Maruf, yeni hükümette Türkmenlere bir bakanlıktan daha fazlasının verilmesi gerektiğini savunarak, “Bu defa bölge başkan yardımcılığı ve başbakan yardımcılığı gibi görevlerin de Türkmenlere verilmesi, Türkmenlerin doğal hakkıdır. Bu doğrultuda çalışmalarımızı sürdürüyoruz. Gelecek hükümette kabinenin oluşturulmasından, siyasi ve güvenlik istikrarından yanayız. Türkmenlerin buradaki varlığını korumak son derece önemlidir,” şeklinde konuştu.
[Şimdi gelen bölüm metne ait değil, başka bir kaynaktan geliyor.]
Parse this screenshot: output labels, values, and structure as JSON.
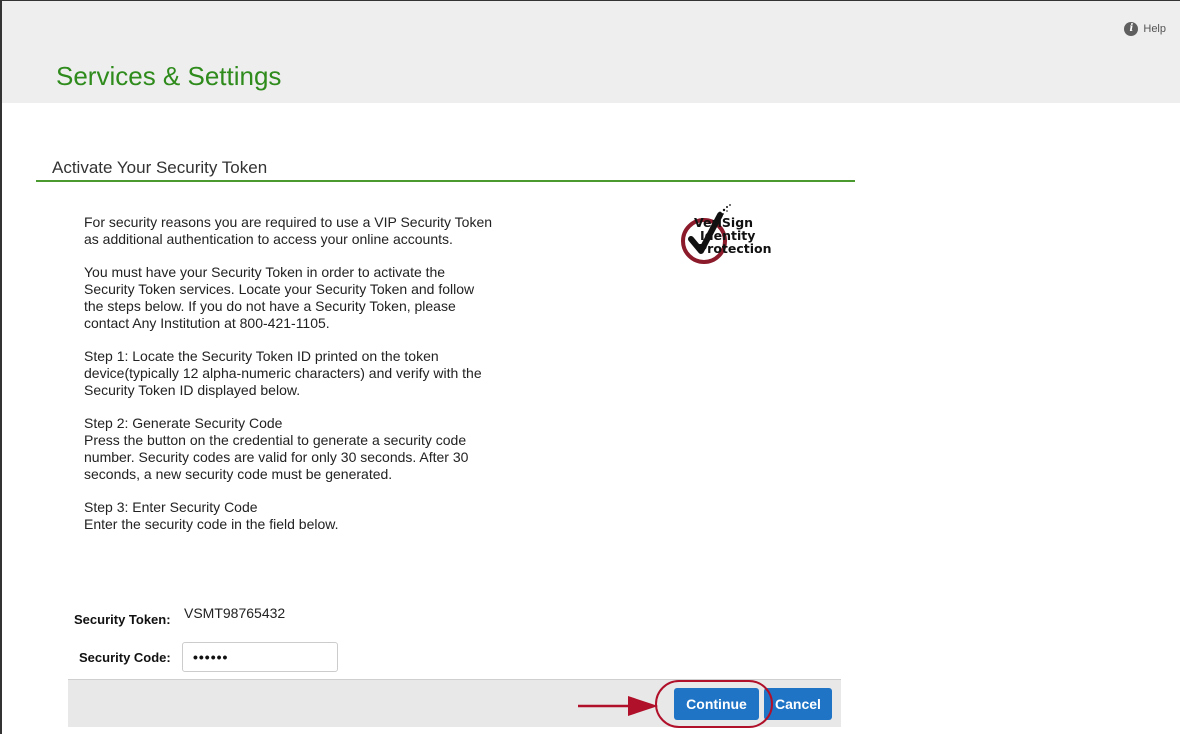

Eğitim ve Türk Üniversitesi Talebi
Türkmen varlığının en önemli unsurlarından birinin eğitim olduğunu ifade eden Maruf, eğitimi bir yatırım olarak gördüklerini vurguladı. Erbil’de 15 ve Kifri’de 3 olmak üzere toplamda 18 Türkmen okulu bulunduğunu belirten Maruf, bu okulların Eğitim Bakanlığı’na bağlı olduğunu kaydetti. “Mevcut Türkmen okulları coğrafi olarak eski Erbil üzerine kurulmuştur ve daha merkezî bir konumda yer almaktadır. Erbil bugün büyük bir şehir haline geldiği için Türkmen okullarının da günümüz Erbil’inde dağılması gerektiğini düşünüyoruz,” dedi.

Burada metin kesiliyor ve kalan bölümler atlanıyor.